Closing the colloquium were two presentations, one delivered by David Pedersen and the other by Nicholas Paul on the behalf of Sarit Kattan Gribetz, who could not attend. Both presentations displayed the possible use of the digitized map in a classroom environment, with David Pedersen showcasing online modules that could be used with class lectures to introduce undergraduate students to the use of maps as rhetorical devices and the symbolism of medieval cartography. Nicholas Paul presented on the use of the map in Gribetz’s class, “Medieval Jerusalem,” which provided students with a visual representation of the physical and metaphysical views of Jerusalem in Western Europe. Students who actually used the map in their classes attended the colloquium and provided valuable feedback about the online modules and expressed their satisfaction with the direction the modules were taking in their approach to using the map as lesson material.

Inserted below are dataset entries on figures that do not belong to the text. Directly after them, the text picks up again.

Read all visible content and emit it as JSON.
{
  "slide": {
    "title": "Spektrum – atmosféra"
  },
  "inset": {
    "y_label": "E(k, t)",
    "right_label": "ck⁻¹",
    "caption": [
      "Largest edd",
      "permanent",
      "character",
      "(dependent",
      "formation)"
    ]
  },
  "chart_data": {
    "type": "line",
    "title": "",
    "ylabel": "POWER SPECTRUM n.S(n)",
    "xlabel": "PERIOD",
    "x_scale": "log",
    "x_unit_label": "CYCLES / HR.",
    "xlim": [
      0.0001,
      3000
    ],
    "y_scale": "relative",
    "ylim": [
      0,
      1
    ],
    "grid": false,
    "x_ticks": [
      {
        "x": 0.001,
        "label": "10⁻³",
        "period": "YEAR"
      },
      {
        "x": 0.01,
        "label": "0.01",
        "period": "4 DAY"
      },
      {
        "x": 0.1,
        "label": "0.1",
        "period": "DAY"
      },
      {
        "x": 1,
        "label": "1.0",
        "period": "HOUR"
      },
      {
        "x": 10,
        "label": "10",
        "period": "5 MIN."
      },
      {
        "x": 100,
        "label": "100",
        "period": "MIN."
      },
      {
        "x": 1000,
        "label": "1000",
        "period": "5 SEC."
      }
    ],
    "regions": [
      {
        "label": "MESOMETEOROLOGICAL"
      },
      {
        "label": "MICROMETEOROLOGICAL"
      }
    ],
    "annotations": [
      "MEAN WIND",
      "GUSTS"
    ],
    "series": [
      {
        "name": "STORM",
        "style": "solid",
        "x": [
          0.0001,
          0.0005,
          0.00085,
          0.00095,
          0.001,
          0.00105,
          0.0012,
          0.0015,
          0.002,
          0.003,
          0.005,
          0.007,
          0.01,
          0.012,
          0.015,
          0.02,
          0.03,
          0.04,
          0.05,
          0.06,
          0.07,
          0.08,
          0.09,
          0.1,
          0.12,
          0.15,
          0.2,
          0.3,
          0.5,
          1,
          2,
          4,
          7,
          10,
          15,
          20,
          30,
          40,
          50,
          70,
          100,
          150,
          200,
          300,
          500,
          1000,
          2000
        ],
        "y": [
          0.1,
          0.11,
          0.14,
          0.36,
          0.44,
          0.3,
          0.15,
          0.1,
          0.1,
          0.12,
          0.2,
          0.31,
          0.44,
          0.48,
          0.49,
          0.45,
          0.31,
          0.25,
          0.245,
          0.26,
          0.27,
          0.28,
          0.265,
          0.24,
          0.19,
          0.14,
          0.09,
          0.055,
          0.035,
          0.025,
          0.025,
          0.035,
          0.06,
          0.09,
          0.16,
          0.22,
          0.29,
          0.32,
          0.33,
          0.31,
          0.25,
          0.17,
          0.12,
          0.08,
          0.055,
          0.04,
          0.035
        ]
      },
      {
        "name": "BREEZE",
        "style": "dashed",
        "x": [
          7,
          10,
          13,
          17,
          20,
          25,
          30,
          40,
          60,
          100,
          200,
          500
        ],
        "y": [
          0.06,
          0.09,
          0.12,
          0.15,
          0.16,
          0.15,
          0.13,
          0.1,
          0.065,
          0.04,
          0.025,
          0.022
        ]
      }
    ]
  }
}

The Centre would like to thank Evelyn Edson, P.D.A. Harvey, Asa Mittman, David Pedersen, and Sarit Kattan Gribetz for their excellent papers and presentations and for taking part in this valuable discussion. We would also like to extend our most hearty congratulations to Nicholas Paul, Tobias Hyrnick, Abigail Sargent, and all who worked on the Oxford Outremer Map Project for their own remarkable work in putting the website together and providing a creative and eminently approachable way of accessing the map for students and professional scholars alike to take the developing discussion further.